Erdos-Ko-Rado Theorems for a Family of Trees

Abstract

Given a graph G and an integer r≥ 1, let I(r)(G) denote the family of independent sets of size r of G. For a vertex v of G, let I(r)v(G) denote the family of independent sets of size r that contain~v. This family is called an r-star and v is the centre of the star. Then G is said to be r-EKR if no pairwise intersecting subfamily of I(r)(G) is bigger than the largest r-star, and if every maximum size pairwise intersecting subfamily of I(r)(G) is an r-star, then G is said to be strictly r-EKR. Let μ(G) denote the minimum size of a maximal independent set of G. Holroyd and Talbot conjectured that if 2r ≤ μ(G), then G is r-EKR and strictly r-EKR if 2r < μ(G). An elongated claw is a tree in which one vertex is designated the root and no vertex other than the root has degree greater than 2. A depth-two claw is an elongated claw in which every vertex of degree~1 is at distance 2 from the root. We show that if G is a depth-two claw, then G is strictly r-EKR if 2r ≤ μ(G)+1, confirming the conjecture of Holroyd and Talbot for this family. We also show that if G is an elongated claw with n leaves and at least one leaf adjacent to the root, then G is r-EKR if 2r ≤ n.
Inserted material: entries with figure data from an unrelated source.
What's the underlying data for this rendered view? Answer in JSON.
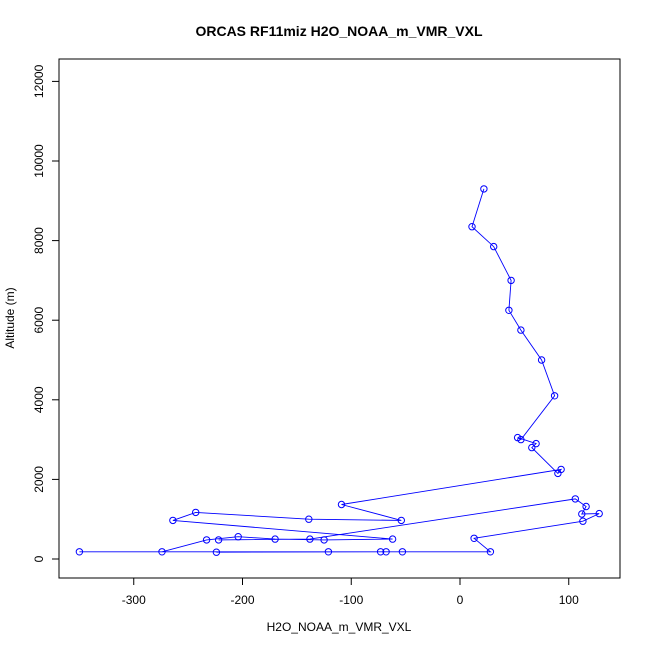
{
  "chart_data": {
    "type": "line",
    "title": "ORCAS RF11miz H2O_NOAA_m_VMR_VXL",
    "xlabel": "H2O_NOAA_m_VMR_VXL",
    "ylabel": "Altitude (m)",
    "xlim": [
      -350,
      130
    ],
    "ylim": [
      0,
      12500
    ],
    "xticks": [
      -300,
      -200,
      -100,
      0,
      100
    ],
    "yticks": [
      0,
      2000,
      4000,
      6000,
      8000,
      10000,
      12000
    ],
    "grid": false,
    "legend": "none",
    "marker": "open-circle",
    "color": "#0000ff",
    "series": [
      {
        "points": [
          [
            22,
            9300
          ],
          [
            11,
            8350
          ],
          [
            31,
            7850
          ],
          [
            47,
            7000
          ],
          [
            45,
            6250
          ],
          [
            56,
            5750
          ],
          [
            75,
            5000
          ],
          [
            87,
            4100
          ],
          [
            56,
            3000
          ],
          [
            53,
            3050
          ],
          [
            70,
            2900
          ],
          [
            66,
            2800
          ],
          [
            90,
            2150
          ],
          [
            93,
            2250
          ],
          [
            -109,
            1370
          ],
          [
            -54,
            970
          ],
          [
            -139,
            1000
          ],
          [
            -243,
            1170
          ],
          [
            -264,
            970
          ],
          [
            -62,
            500
          ],
          [
            -125,
            480
          ],
          [
            -170,
            500
          ],
          [
            -204,
            560
          ],
          [
            -233,
            480
          ],
          [
            -274,
            180
          ],
          [
            -350,
            180
          ],
          [
            -53,
            180
          ],
          [
            -68,
            180
          ],
          [
            -224,
            170
          ],
          [
            -121,
            180
          ],
          [
            -73,
            180
          ],
          [
            28,
            180
          ],
          [
            13,
            520
          ],
          [
            113,
            950
          ],
          [
            128,
            1140
          ],
          [
            112,
            1130
          ],
          [
            116,
            1320
          ],
          [
            106,
            1510
          ],
          [
            -138,
            500
          ],
          [
            -222,
            480
          ]
        ]
      }
    ]
  }
}
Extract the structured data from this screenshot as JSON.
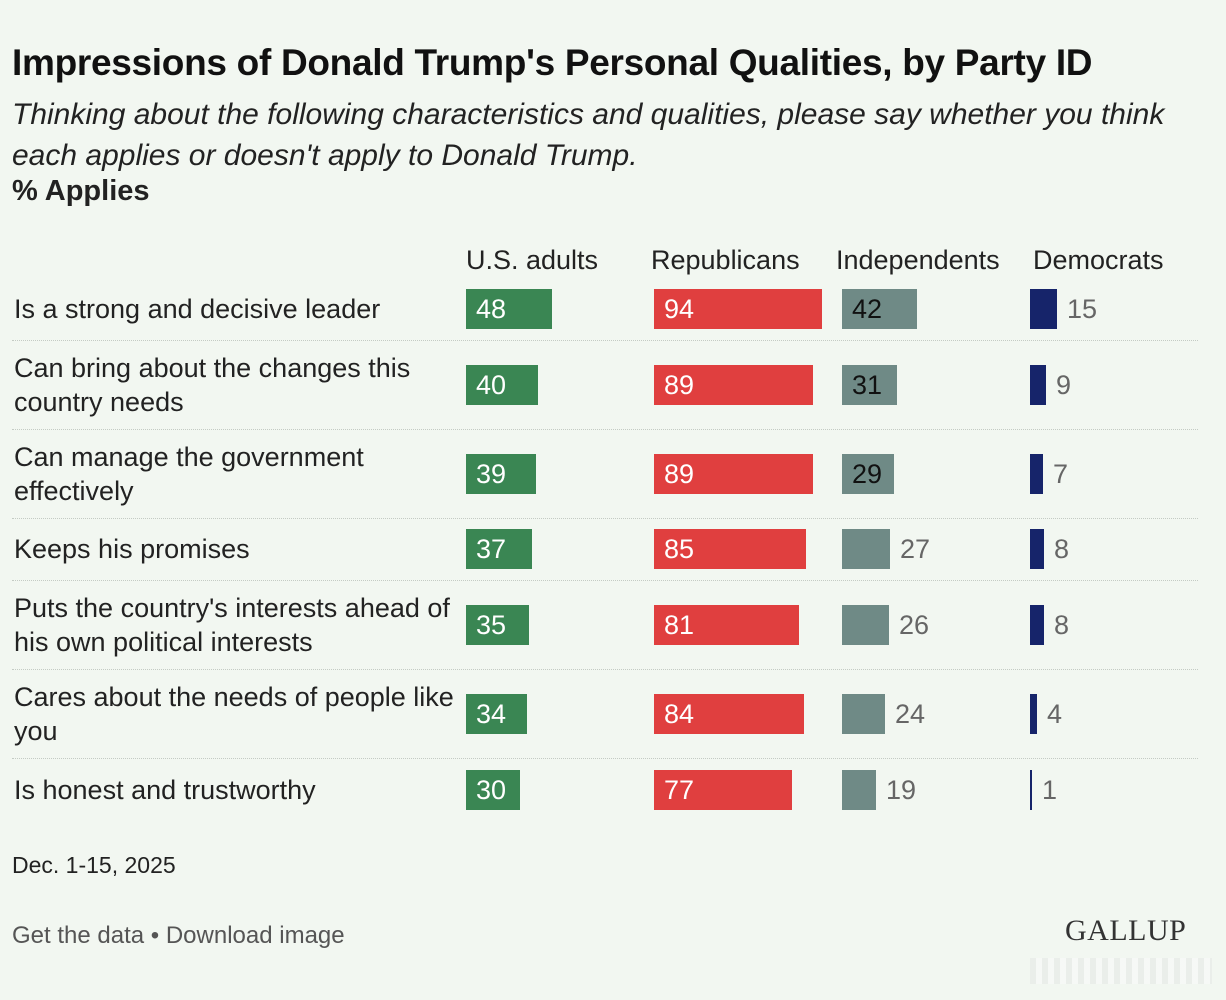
{
  "title": "Impressions of Donald Trump's Personal Qualities, by Party ID",
  "subtitle": "Thinking about the following characteristics and qualities, please say whether you think each applies or doesn't apply to Donald Trump.",
  "unit_label": "% Applies",
  "date": "Dec. 1-15, 2025",
  "footer": {
    "get_data": "Get the data",
    "separator": " • ",
    "download": "Download image"
  },
  "logo": "GALLUP",
  "colors": {
    "us_adults": "#3a8653",
    "republicans": "#e03f3f",
    "independents": "#6f8a86",
    "democrats": "#16246a",
    "background": "#f2f7f1"
  },
  "chart_data": {
    "type": "bar",
    "orientation": "horizontal",
    "xlim": [
      0,
      100
    ],
    "categories": [
      "Is a strong and decisive leader",
      "Can bring about the changes this country needs",
      "Can manage the government effectively",
      "Keeps his promises",
      "Puts the country's interests ahead of his own political interests",
      "Cares about the needs of people like you",
      "Is honest and trustworthy"
    ],
    "series": [
      {
        "name": "U.S. adults",
        "values": [
          48,
          40,
          39,
          37,
          35,
          34,
          30
        ]
      },
      {
        "name": "Republicans",
        "values": [
          94,
          89,
          89,
          85,
          81,
          84,
          77
        ]
      },
      {
        "name": "Independents",
        "values": [
          42,
          31,
          29,
          27,
          26,
          24,
          19
        ]
      },
      {
        "name": "Democrats",
        "values": [
          15,
          9,
          7,
          8,
          8,
          4,
          1
        ]
      }
    ]
  }
}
Hurlbert and Kamat had conjectured that one can always find a largest r-star of a tree whose centre is a leaf. Baber and Borg have separately shown this to be false. We show that, moreover, for all n ≥ 2, d ≥ 3, there exists a positive integer r such that there is a tree where the centre of the largest r-star is a vertex of degree n at distance at least d from every leaf.